Ancak bu klasik yönetim anlayışı insancıl olmadan personeli birer makine, ekonomik varlık olarak görerek motivasyon kaynağının sadece paraya indirgemesi, personelin ihtiyaçlarını, davranışlarını, tercihlerini önemsememesi, verimliliğe aşırı derecede önem verilerek personelin değil, iş verenin kâr etmesinin asıl amaç olması, çalışanları robotlaştıran tekniklerin uygulanması gibi gerekçelerle eleştirilmiştir (Yüksel ve Aykaç, 1994:83-84).
Bu eleştiriler doğrultusunda Neo-klasik yönetim teorisi oluşmuş ve klasik yönetim anlayışının eksikliklerini giderip boşluklarını tamamlayarak, örgütün etkinliğini insan davranışlarına ve ilişkilerine önem vererek arttırmaya yönelmişlerdir.
NEO-KLASİK YÖNETİM TEORİSİ
Teorinin en önemli ismi sayılabilecek Elton Mayo önderliğinde yapılan Hawthorne araştırmaları sonucunda örgütte verimliliği ve motivasyonu arttırmada fiziki unsur dışında sosyal unsurların da etkili olduğu kanıtlanmıştır (Parlak ve Doğan, 2016:92).

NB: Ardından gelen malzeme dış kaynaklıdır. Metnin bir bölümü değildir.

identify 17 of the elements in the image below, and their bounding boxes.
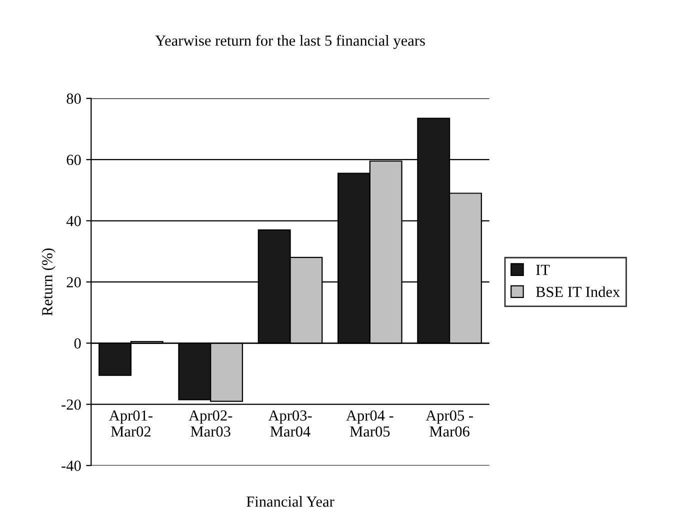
y-tick-label: 0 (74, 338, 81, 349)
y-tick-label: 40 (66, 216, 81, 226)
y-tick-label: 60 (66, 154, 81, 166)
x-tick-label: Apr05 - Mar06 (426, 410, 473, 437)
x-tick-label: Apr03- Mar04 (268, 410, 312, 437)
x-tick-label: Apr01- Mar02 (109, 410, 152, 437)
y-tick-label: 20 (66, 277, 81, 288)
y-tick-label: -40 (62, 460, 81, 471)
legend-label: BSE IT Index (536, 286, 620, 298)
chart-title: Yearwise return for the last 5 financial years (155, 34, 425, 49)
y-tick-label: 80 (66, 94, 81, 104)
x-tick-label: Apr02- Mar03 (188, 410, 232, 437)
x-axis-title: Financial Year (246, 496, 334, 507)
y-tick-label: -20 (62, 399, 81, 410)
legend-label: IT (536, 264, 550, 275)
x-tick-label: Apr04 - Mar05 (346, 410, 394, 437)
y-axis-title: Return (%) (42, 248, 56, 316)
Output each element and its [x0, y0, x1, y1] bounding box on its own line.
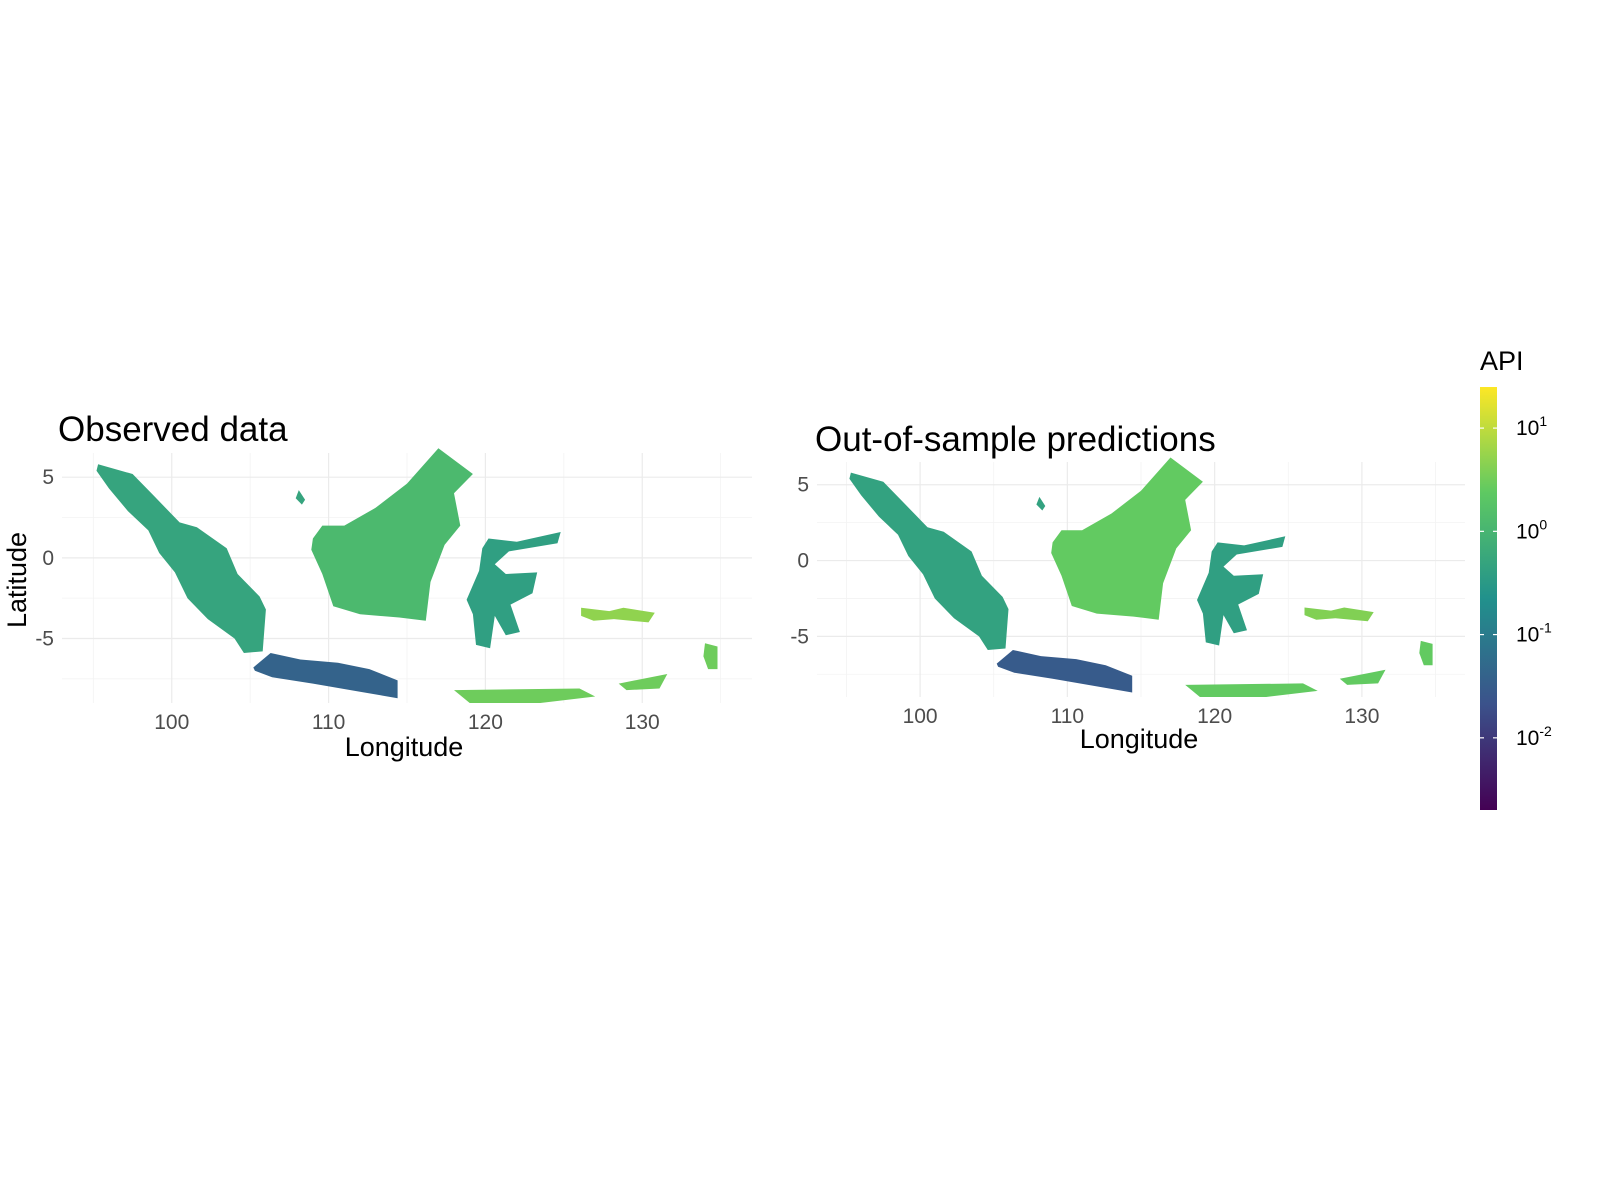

İlaveten Abraham Maslow, bireylerin ihtiyaçlarını aşağıdan yukarıya; fizyolojik, güvenlik, ait olma ve sevgi, saygı görme, kendini gerçekleştirme olmak üzere beş basamakta belirtmiştir. Doğuştan gelen bu ihtiyaçların tamamen tatmin edilene kadar bireyin davranışlarını etkilediğini savunmaktadır (Yıldız ve Akın, 2015:17)
Bu çerçevede neo-klasik yönetim teorisinin temel ilkeleri şu şekilde ifade edilebilir (Aktan, 2003:8 akt. Sahillioğlu, 2005:11-12);
• Organizasyonda insan faktörüne ve insan ilişkilerine önem verilmesi,
• Yüksek performans için sosyal ve psikolojik faktörlerin dikkate alınması,
• Çalışanların yönetim kararlarına katılması,
• Grup çalışması,
• Çalışanlar ve yöneticiler arasında iletişim
• İş zenginleştirmeye önem verilmesi,
• İnsanlara yetki ve sorumluluk verilmesi, sadece sonuçların denetlenmesi,
• Çalışanların ücretlerinin iyileştirilmesidir.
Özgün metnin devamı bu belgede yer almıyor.